Concerning this ruling, taxpayers requested information from the tax authorities on how to determine whether the making of year-end transfer pricing adjustments should be treated as a reportable cross-border arrangement under C.1. where the related counterparties are located in non-cooperative jurisdictions or in jurisdictions where the corporate income tax rate is close to zero.
The Inland Revenue responded that the year-end transfer pricing adjustments involve a “deductible cross-border payment” to counterparties located in non-cooperative jurisdictions or in jurisdictions where the corporate income tax rate is near zero.
It mentioned that final transfer pricing adjustments cannot be treated separately from the total flow of intercompany transactions and must be reported (under C.1 tag), even if they are intended to comply with the arm’s length principle for tax purposes and do not involve “the creation of any new economic rights between the parties.”
Therefore, it is reasonable to expect that the tax authorities’ interpretation may extend to the entire C.1 hallmark, i.e., all intercompany payments (and year-end transfer pricing adjustments), which benefit from certain exemptions.

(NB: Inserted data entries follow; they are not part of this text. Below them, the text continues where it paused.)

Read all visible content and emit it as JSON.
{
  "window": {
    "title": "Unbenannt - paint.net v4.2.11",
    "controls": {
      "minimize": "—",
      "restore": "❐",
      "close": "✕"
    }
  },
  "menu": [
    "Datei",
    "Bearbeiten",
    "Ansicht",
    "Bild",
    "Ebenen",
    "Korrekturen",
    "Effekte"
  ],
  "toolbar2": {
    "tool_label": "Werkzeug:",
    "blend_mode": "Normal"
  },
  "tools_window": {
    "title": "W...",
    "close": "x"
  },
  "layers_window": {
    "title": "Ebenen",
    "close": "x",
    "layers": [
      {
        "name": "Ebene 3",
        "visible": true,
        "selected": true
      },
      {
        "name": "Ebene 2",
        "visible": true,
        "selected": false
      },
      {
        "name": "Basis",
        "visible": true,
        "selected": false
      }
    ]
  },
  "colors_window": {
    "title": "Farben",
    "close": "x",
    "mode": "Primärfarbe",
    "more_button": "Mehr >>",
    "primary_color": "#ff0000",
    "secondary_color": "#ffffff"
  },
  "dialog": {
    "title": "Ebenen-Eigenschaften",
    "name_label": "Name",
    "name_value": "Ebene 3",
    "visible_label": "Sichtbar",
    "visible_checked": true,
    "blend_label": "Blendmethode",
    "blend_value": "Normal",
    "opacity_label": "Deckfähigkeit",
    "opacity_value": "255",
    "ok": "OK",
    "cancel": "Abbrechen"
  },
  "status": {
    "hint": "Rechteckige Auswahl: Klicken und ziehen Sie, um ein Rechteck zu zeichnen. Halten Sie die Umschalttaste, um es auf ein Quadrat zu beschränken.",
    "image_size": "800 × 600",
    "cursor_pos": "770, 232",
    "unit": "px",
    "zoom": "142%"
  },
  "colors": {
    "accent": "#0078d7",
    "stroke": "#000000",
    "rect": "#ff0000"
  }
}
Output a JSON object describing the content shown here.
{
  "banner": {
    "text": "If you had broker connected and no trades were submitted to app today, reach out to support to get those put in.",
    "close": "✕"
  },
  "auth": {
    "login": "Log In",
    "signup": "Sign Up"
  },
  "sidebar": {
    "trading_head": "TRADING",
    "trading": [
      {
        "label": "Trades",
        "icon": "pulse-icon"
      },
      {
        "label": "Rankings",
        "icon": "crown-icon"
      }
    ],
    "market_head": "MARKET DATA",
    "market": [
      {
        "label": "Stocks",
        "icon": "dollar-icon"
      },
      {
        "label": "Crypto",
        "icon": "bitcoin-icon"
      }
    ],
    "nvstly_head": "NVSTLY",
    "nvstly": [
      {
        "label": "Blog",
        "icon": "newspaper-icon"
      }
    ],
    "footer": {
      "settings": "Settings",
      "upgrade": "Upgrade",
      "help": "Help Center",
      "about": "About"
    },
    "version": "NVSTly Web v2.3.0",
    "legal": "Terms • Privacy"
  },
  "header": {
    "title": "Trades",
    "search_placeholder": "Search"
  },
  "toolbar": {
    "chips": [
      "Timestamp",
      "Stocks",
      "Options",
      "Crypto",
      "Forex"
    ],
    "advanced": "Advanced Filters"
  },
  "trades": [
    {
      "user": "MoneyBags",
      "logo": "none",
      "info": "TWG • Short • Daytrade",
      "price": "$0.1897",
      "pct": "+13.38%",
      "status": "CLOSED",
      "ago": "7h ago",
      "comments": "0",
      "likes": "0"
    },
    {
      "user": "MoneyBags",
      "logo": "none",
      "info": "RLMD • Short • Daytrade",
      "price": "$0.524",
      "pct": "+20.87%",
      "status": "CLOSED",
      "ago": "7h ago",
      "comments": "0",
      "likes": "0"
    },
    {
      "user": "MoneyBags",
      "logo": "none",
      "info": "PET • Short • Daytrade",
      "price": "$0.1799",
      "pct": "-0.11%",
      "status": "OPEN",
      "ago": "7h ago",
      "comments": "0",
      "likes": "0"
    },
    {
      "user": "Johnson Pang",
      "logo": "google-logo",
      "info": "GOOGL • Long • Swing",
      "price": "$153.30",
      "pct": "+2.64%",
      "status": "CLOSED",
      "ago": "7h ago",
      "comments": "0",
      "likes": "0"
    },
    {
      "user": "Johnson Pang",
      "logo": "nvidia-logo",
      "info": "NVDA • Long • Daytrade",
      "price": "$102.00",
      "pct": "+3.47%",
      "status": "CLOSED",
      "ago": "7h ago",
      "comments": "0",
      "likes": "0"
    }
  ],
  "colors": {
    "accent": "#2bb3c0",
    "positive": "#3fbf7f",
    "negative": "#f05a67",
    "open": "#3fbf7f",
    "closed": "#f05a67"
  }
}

However, when the transaction is purely commercial and when transfer pricing adjustments are made to observe the arm’s length principle, taxpayers may incur an excessive administrative burden that can be overwhelming for small and medium-sized companies.
In this regard, taxpayers would be required to identify the principal benefit test in almost all circumstances of stamp C.1, calculating the weight of the tax advantage over the overall benefits derived from the transaction.
Such an approach deviates from the ultimate goal of the “mandatory disclosure” rules, which is to promptly report potentially aggressive cross-border tax planning arrangements to create a fair taxation environment, not to impose indiscriminate tax obligations on taxpayers.
Year-end transfer pricing adjustments as a cross-border arrangement mean that any policy changes could trigger the reporting obligations under the C.1 hallmark. However, all transfer pricing policies implemented before June 2018 should be excluded from the reporting obligations, even if taxpayers continue to make year-end transfer pricing adjustments to comply with that policy.